In rust, we don’t throw exceptions, we return Results. When coming from a language which throws exceptions, it can be easy to think of the Err type in a result as being just like an exception, but sometimes a little more thought can provide something more elegant.

In this example, I am looking at a simple function

fn add_user(username:&str, email:&str, password:&str) -> ??? 

For this function, we want to add a user to a system. The return type for this could take a number of forms.

First Attempt: Return a struct representing the user if we added the user, and an error if we didn’t

Result<User,Err>

This would be the goto function signature for me when starting out with rust. In my head (coming from Java) it maps nicely to a function signature along the lines of

public User add_user(String username, String email, String password)
	 throws SomeException, SomeOtherException {
...
}

So lets think about what those exceptional circumstances would be.

  • You might be trying to write to a database, and the connection fails. That’s an exceptional circumstance, but one we need to handle gracefully. You probably don’t want your real world app to crash when your database is unavailable briefly for some maintenance. You could internalise this in the function if this was a public API, so your return value in this case might be saying something like Something went wrong. This is probably temporary, so please try again in a bit, or in a function internal to a service, you might want to explicitly handle database errors (email to DBA, log something etc.).

  • The data you got might be no good. The username or email might already exist, the password might be blank, etc. Here you want a return value which informs the caller of what happened explicitly so that they can take corrective action within normal program flow.

Mixing these together in an Err return is inelegant for the caller to handle. They have to handle the Ok case and the other program flow cases, but will probably want to pass the exceptional cases back up the stack.

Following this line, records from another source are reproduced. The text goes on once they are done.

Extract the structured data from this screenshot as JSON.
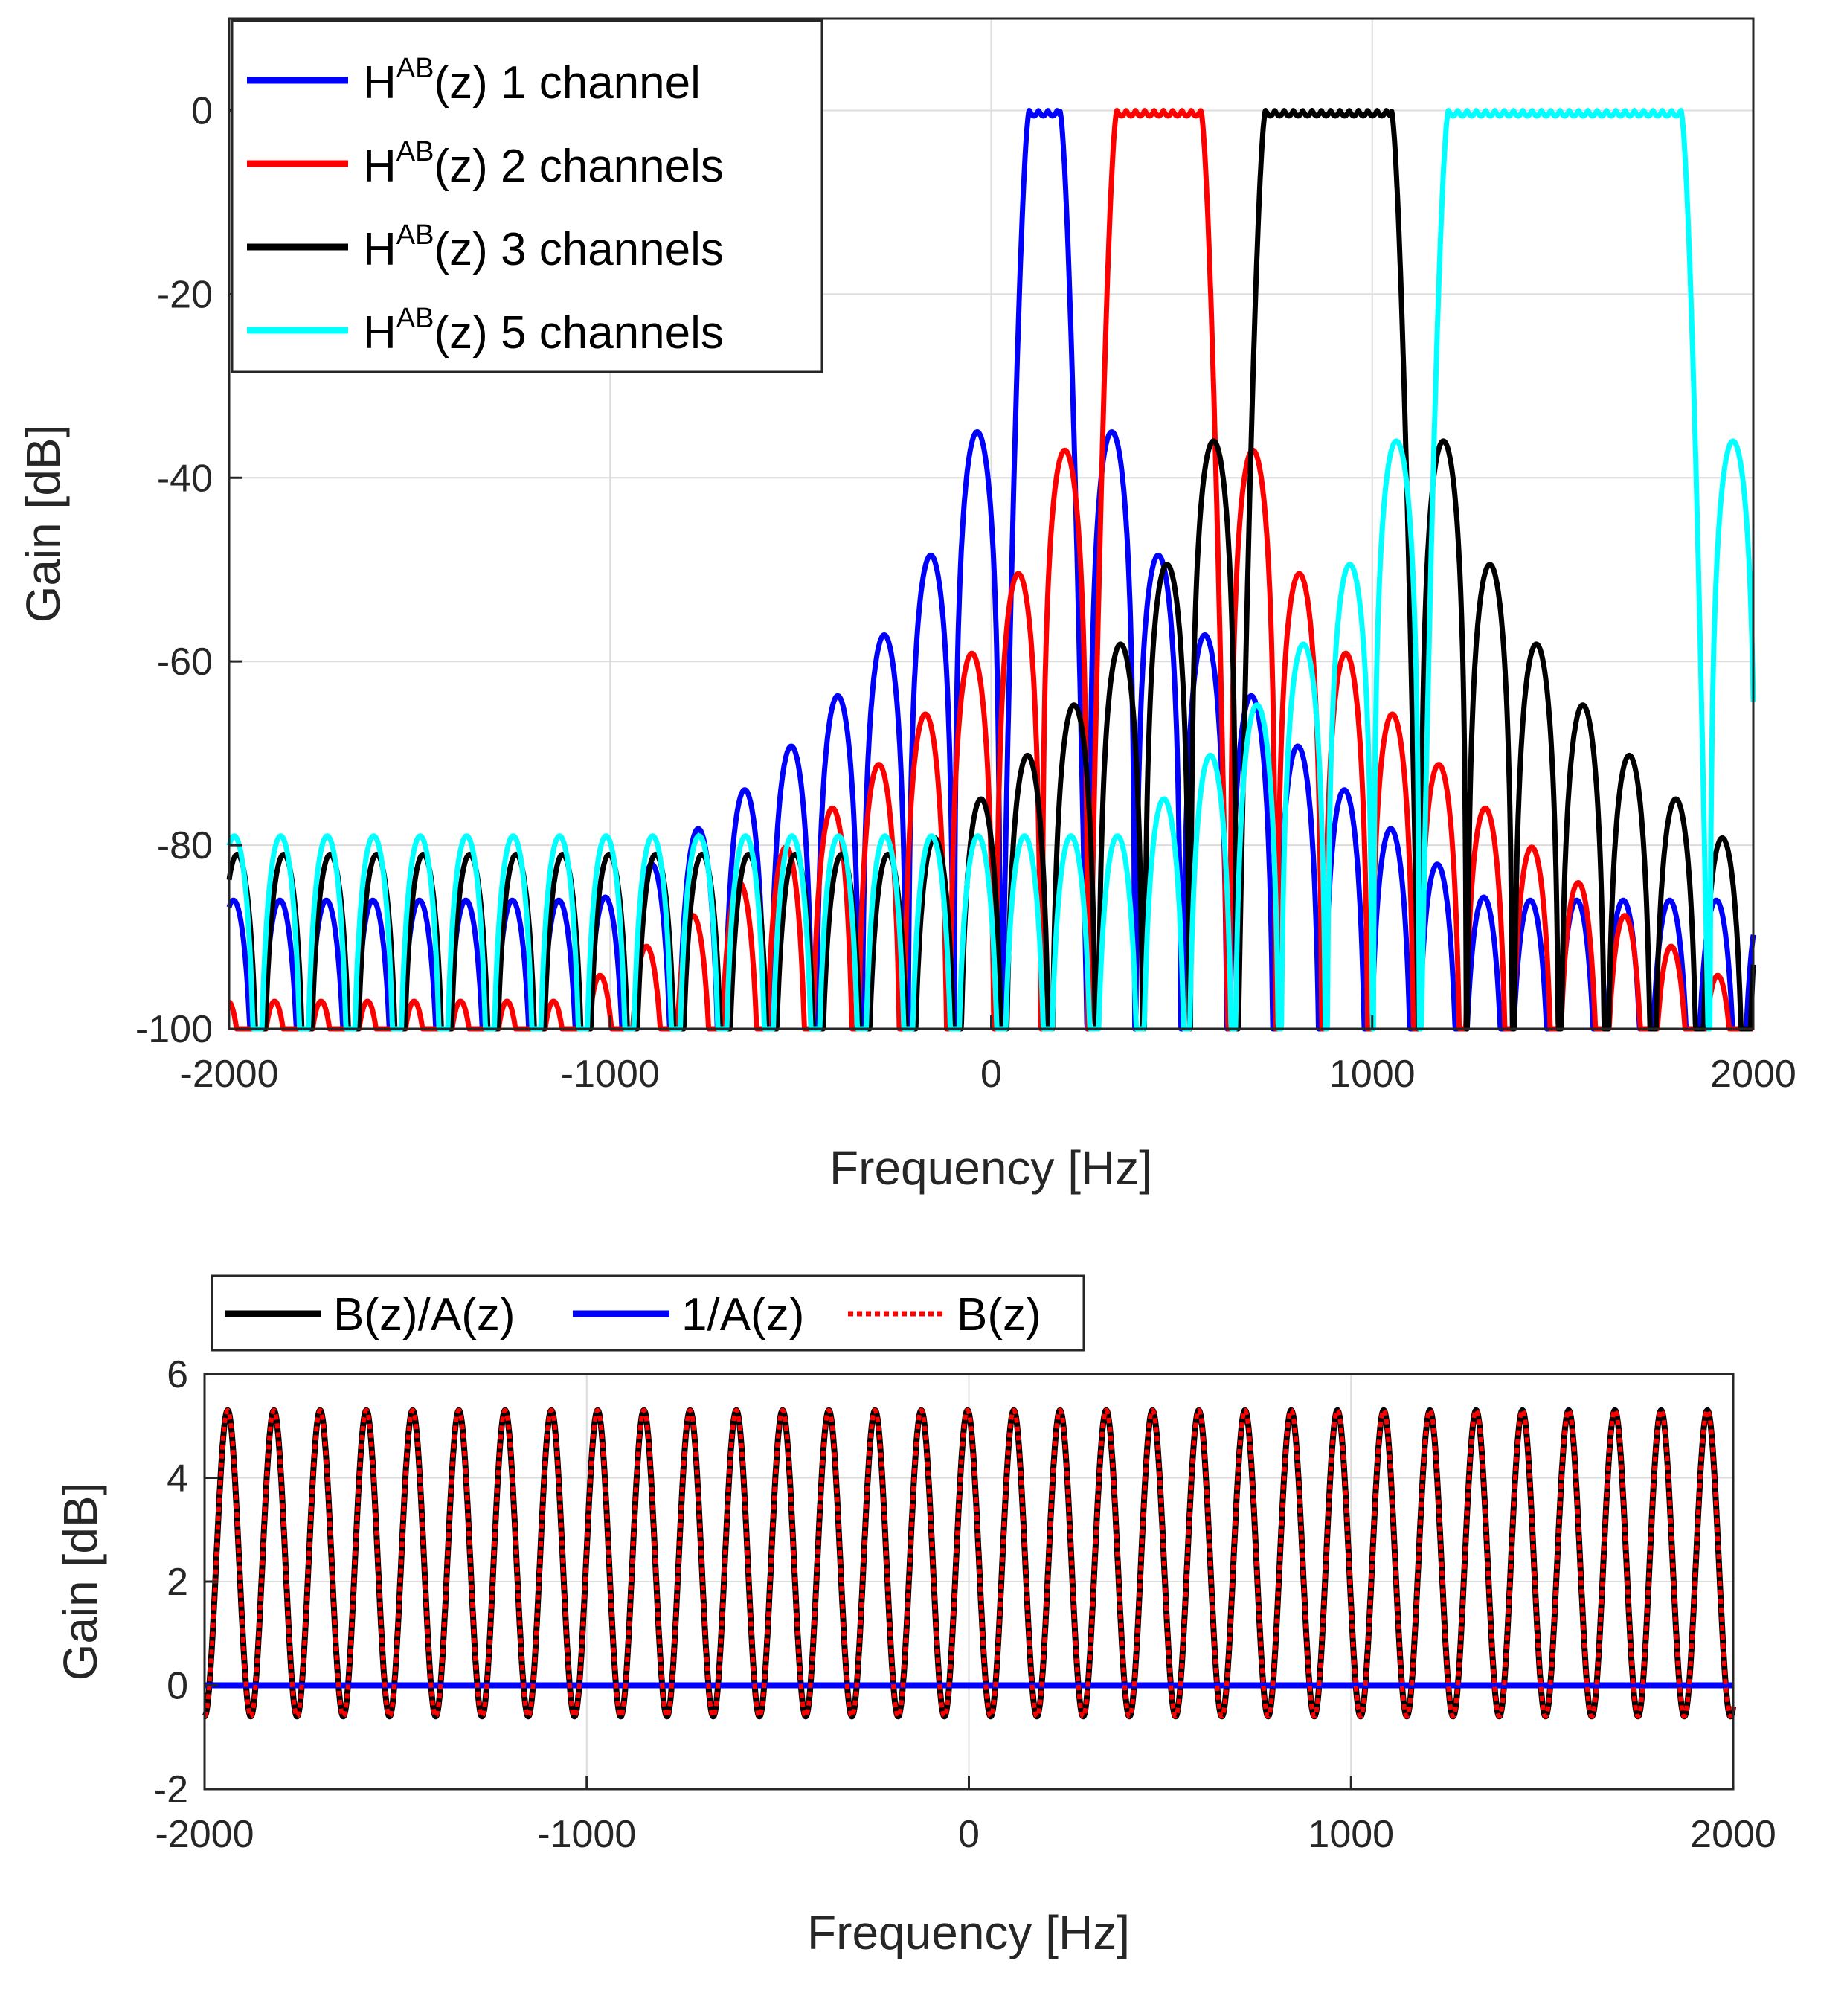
{
  "chart_data": [
    {
      "type": "line",
      "panel": "top",
      "xlabel": "Frequency [Hz]",
      "ylabel": "Gain [dB]",
      "xlim": [
        -2000,
        2000
      ],
      "ylim": [
        -100,
        10
      ],
      "xticks": [
        -2000,
        -1000,
        0,
        1000,
        2000
      ],
      "yticks": [
        0,
        -20,
        -40,
        -60,
        -80,
        -100
      ],
      "grid": true,
      "legend_position": "top-left",
      "series": [
        {
          "name_main": "H",
          "name_sup": "AB",
          "name_rest": "(z) 1 channel",
          "color": "#0000ff",
          "passband": [
            100,
            180
          ],
          "sidelobe_spacing": 122,
          "first_sidelobe_db": -35,
          "floor_db": -86
        },
        {
          "name_main": "H",
          "name_sup": "AB",
          "name_rest": "(z) 2 channels",
          "color": "#ff0000",
          "passband": [
            330,
            550
          ],
          "sidelobe_spacing": 122,
          "first_sidelobe_db": -37,
          "floor_db": -97
        },
        {
          "name_main": "H",
          "name_sup": "AB",
          "name_rest": "(z) 3 channels",
          "color": "#000000",
          "passband": [
            720,
            1050
          ],
          "sidelobe_spacing": 122,
          "first_sidelobe_db": -36,
          "floor_db": -81
        },
        {
          "name_main": "H",
          "name_sup": "AB",
          "name_rest": "(z) 5 channels",
          "color": "#00ffff",
          "passband": [
            1200,
            1810
          ],
          "sidelobe_spacing": 122,
          "first_sidelobe_db": -36,
          "floor_db": -79
        }
      ]
    },
    {
      "type": "line",
      "panel": "bottom",
      "xlabel": "Frequency [Hz]",
      "ylabel": "Gain [dB]",
      "xlim": [
        -2000,
        2000
      ],
      "ylim": [
        -2,
        6
      ],
      "xticks": [
        -2000,
        -1000,
        0,
        1000,
        2000
      ],
      "yticks": [
        6,
        4,
        2,
        0,
        -2
      ],
      "grid": true,
      "legend_position": "top-outside",
      "series": [
        {
          "name": "B(z)/A(z)",
          "color": "#000000",
          "style": "solid",
          "period_hz": 121,
          "max_db": 5.3,
          "min_db": -0.6
        },
        {
          "name": "1/A(z)",
          "color": "#0000ff",
          "style": "solid",
          "constant_db": 0
        },
        {
          "name": "B(z)",
          "color": "#ff0000",
          "style": "dotted",
          "period_hz": 121,
          "max_db": 5.3,
          "min_db": -0.6
        }
      ]
    }
  ]
}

Better: Return an enum representing all events in normal program flow, and an Error for exceptions

Here we add an enum that looks something like this:

type Reason =  String;

enum AddUser {
	Added(User),
    	UsernameExists,
    	EmailExists,
    	UsernameInvalid(Reason),
    	EmailInvalid(Reason),
    	PaswordInvalid(Reason)
}

The function definition would now look like this:

fn add_user(username:&str, email:&str, password:&str) -> Result<AddUser,Err>

This looks much better. Err is reserved for genuine errors which we would likely propogate upwards, and our normal program flow is captured in one match statement. The calling function now looks something like this:

...

match add_user(name,email,pass)? {
	Added(u) => {...},
     	UsernameExists => {...}
    	...
}

...

The Err part can now be propogated unchanged up to a level where we can handle genuinely exceptional cases consistently.